If yes, what changes (Either in my hardware/config changes)I need to do for that?

7

HI Christian,

Thanks for your response,

You mean to create 10 inputs for 10 file, in Logsatsh configuration and test CPU usage.

8

can we reduce loading time to less than 10 mins ?

Maybe. What's your current bottleneck? For example, if you have nothing but your file input in your Logstash configuration, what event rate are you getting?

How many input files do you have? If the number of files is too small it's hard to parallelize the reading of them and then it'll be hard to improve the performance. Ultimately you might be in the hands of the multiline codec and its configuration.

9

Yes, I would try creating a separate file input block per file to see if that makes a difference.

10

Ah yes—you definitely want to have one file input per file so that Logstash at least parallelizes the reading of each file instead of reading from them serially.

11

Hi Christian/Magnus,

Thanks for your response.

If we give separate input for every file on same path, How this gonna work in real time. everytime the path is updated with new files.
How can we read automatically with out manual intervention.

12

If we give separate input for every file on same path, How this gonna work in real time. everytime the path is updated with new files.

Well, in that case you have to generate a new configuration file and reload Logstash.

If you want the fastest possible ingestion of files you shouldn't use wildcards in the file input's path option.

13

I did not necessarily suggest this as a final solution, but rather as a test to see if the level of parallelism for inputs is an issue.

14

A little more optimization if you're looking for...

  • let filebeat handle multiline
  • let logstash not do multiline parsing at all and use more workers on LS
  • increase the batch size/ worker on es output [ till es can take :o - dangerous ]
  • let filebeat handle regex for filename [ like toload.*.log for toload.1.log etc.... ]

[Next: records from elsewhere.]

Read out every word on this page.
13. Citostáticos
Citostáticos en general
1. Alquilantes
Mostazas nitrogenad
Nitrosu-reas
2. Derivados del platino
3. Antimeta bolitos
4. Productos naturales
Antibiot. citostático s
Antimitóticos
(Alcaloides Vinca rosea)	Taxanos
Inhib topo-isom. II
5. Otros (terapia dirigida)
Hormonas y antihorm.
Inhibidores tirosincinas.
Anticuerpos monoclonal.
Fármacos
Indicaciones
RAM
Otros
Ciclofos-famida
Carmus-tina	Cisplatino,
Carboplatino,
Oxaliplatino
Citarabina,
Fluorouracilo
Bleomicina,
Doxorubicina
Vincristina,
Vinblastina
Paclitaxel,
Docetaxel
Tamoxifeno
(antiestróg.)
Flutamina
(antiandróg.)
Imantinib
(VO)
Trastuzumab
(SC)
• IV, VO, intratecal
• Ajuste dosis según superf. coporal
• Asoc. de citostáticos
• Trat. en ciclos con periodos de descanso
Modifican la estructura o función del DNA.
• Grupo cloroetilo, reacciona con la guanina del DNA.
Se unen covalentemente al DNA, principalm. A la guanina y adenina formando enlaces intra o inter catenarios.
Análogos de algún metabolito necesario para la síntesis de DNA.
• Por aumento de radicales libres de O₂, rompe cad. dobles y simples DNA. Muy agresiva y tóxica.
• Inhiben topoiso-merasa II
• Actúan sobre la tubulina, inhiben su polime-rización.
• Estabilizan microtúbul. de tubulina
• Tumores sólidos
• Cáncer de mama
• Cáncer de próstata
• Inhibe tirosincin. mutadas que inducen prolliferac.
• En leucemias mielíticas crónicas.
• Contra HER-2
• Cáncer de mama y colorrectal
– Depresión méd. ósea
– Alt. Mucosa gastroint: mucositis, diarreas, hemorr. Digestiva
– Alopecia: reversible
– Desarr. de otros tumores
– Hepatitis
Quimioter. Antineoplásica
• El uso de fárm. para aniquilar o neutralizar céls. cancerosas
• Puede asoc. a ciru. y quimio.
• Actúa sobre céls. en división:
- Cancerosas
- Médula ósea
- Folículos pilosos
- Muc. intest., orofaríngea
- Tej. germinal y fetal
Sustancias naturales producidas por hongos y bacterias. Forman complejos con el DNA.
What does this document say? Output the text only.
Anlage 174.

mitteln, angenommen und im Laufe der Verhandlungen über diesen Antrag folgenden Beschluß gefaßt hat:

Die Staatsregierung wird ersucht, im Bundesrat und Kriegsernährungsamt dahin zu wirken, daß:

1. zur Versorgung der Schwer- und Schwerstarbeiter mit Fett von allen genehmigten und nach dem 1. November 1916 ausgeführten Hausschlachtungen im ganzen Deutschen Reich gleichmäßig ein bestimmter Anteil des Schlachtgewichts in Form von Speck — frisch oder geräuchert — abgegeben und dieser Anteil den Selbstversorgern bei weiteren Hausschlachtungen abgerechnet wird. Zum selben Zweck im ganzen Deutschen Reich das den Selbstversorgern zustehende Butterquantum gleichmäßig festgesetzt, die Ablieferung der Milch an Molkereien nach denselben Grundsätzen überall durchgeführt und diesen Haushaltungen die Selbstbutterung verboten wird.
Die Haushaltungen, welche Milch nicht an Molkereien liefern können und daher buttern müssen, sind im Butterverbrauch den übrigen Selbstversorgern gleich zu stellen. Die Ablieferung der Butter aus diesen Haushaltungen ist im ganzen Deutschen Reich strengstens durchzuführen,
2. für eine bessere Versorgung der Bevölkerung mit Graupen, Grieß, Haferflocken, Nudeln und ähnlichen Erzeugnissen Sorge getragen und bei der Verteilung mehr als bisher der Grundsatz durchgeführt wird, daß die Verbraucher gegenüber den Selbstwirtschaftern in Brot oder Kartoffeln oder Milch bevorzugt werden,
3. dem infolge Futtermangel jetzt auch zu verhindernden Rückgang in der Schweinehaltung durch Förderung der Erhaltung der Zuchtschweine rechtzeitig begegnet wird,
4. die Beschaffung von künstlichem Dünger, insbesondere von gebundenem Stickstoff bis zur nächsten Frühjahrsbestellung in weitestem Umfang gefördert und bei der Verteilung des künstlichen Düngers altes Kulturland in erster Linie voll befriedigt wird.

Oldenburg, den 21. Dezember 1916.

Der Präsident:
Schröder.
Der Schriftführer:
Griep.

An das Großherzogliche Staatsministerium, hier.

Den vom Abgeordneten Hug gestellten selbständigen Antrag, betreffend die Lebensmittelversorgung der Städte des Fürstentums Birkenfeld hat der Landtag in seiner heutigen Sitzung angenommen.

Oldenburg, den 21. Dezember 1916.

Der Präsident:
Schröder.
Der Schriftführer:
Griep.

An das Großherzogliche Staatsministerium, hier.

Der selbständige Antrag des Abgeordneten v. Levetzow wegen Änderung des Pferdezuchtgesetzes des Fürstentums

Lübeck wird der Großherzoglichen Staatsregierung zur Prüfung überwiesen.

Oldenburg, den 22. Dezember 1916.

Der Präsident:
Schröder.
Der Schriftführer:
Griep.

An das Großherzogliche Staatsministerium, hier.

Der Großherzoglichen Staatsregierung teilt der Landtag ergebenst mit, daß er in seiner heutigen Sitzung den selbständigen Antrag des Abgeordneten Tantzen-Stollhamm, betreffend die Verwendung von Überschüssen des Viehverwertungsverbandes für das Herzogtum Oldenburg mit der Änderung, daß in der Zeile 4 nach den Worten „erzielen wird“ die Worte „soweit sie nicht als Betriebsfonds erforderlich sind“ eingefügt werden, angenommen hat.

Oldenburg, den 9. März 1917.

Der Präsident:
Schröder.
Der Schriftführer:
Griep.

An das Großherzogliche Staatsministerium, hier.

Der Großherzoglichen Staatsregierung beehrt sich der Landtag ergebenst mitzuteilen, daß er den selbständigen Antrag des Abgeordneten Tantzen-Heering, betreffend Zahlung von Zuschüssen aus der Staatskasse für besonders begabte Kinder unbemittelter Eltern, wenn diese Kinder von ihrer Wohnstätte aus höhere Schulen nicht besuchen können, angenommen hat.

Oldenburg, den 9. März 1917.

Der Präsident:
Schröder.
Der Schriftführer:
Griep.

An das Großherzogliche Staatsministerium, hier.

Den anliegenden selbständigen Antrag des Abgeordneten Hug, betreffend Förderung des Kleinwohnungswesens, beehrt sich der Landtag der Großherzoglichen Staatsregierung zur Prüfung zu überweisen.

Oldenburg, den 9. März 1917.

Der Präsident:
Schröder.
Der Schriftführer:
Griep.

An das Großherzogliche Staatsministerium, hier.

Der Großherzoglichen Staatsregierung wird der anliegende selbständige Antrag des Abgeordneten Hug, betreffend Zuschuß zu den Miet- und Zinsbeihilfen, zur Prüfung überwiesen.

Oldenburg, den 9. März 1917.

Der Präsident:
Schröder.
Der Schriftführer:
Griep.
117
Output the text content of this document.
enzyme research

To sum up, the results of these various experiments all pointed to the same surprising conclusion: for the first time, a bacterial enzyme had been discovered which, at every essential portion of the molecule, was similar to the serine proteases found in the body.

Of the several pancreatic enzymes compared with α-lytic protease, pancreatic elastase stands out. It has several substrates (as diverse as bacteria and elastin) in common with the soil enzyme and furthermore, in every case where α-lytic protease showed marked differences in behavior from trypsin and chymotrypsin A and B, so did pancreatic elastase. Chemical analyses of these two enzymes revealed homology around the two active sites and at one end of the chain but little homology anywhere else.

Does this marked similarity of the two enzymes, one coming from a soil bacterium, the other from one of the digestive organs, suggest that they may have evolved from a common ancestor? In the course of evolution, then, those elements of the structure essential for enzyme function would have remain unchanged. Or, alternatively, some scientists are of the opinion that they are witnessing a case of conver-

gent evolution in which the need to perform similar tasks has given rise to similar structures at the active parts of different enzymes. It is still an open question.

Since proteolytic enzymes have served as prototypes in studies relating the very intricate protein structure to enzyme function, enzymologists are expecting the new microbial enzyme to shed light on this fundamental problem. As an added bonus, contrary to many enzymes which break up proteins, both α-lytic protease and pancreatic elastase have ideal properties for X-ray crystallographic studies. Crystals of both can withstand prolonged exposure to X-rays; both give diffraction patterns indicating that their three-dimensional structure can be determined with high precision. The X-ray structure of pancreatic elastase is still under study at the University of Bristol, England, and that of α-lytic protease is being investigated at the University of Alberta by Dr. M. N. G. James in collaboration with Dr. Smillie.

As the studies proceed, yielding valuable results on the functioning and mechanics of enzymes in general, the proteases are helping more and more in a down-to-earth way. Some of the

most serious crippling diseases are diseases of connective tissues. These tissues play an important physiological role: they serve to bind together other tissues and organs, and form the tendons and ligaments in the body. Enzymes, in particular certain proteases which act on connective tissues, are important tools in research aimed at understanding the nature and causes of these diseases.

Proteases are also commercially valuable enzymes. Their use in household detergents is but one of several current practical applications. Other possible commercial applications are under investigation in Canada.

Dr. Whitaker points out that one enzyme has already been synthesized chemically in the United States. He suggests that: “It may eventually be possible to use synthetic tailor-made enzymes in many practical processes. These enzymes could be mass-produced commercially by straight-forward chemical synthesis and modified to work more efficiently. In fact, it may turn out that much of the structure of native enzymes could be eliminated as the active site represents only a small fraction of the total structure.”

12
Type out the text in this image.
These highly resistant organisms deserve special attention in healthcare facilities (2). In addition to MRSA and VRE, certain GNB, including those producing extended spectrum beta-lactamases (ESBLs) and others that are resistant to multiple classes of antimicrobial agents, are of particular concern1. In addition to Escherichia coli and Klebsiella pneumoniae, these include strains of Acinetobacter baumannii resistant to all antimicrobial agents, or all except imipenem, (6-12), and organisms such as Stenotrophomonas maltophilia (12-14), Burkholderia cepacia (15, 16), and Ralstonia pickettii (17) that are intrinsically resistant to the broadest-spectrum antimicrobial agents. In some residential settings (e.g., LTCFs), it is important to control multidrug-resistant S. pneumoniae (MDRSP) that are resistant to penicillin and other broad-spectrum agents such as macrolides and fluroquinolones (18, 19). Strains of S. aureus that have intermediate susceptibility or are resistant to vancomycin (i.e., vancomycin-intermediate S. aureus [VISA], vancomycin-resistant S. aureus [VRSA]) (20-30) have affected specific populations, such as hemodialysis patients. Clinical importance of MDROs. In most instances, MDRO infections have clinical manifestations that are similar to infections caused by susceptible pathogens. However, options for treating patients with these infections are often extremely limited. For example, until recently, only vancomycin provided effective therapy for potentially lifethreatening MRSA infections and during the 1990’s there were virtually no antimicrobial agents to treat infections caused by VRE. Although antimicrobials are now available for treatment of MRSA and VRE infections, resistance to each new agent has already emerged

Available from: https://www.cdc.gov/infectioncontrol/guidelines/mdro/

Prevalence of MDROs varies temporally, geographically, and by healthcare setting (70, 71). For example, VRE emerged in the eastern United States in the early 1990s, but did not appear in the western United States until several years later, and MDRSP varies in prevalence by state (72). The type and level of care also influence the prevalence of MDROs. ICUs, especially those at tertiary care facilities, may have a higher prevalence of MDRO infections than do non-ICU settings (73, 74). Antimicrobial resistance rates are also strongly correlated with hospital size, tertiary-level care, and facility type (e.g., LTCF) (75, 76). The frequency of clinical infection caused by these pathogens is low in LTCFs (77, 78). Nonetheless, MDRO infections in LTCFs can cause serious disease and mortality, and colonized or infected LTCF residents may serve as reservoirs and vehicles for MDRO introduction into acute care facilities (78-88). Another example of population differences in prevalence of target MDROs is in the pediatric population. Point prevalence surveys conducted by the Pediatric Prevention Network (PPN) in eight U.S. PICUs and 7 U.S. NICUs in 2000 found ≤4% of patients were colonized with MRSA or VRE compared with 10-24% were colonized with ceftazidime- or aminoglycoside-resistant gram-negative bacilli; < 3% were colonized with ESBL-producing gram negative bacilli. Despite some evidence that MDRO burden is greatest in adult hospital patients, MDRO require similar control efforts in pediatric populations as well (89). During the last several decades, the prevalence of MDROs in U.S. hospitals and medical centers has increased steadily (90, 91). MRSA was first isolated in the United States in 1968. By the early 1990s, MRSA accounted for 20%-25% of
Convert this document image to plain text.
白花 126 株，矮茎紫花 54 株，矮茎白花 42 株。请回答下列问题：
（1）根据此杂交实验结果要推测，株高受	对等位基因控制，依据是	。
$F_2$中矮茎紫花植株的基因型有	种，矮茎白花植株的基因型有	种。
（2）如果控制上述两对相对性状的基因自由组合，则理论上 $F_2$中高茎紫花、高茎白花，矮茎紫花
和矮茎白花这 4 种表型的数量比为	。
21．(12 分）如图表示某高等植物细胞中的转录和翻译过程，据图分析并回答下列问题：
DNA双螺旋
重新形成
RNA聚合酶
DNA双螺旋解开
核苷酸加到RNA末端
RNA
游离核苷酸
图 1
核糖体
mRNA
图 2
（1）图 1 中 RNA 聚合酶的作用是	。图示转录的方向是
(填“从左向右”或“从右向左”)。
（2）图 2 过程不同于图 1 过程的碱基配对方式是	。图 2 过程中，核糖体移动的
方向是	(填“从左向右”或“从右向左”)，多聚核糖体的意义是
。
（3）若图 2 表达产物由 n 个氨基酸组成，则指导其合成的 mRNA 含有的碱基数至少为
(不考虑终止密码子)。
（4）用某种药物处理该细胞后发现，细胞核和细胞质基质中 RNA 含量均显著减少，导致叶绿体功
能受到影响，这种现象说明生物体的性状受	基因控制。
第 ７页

that will be one time setup and you keep adding new files and removing the older ones.

15

Apart from what Jay said, one additional setting is to make sure shards are distributed across different nodes.
Which will utilize 3 nodes which will process in parallel, instead you have all the primary shards on the same node.

16

Hi Jay/Ranjith,

Thanks for your replay.

I will try with that.

Thanks,
Uday.K

17

This topic was automatically closed 28 days after the last reply. New replies are no longer allowed.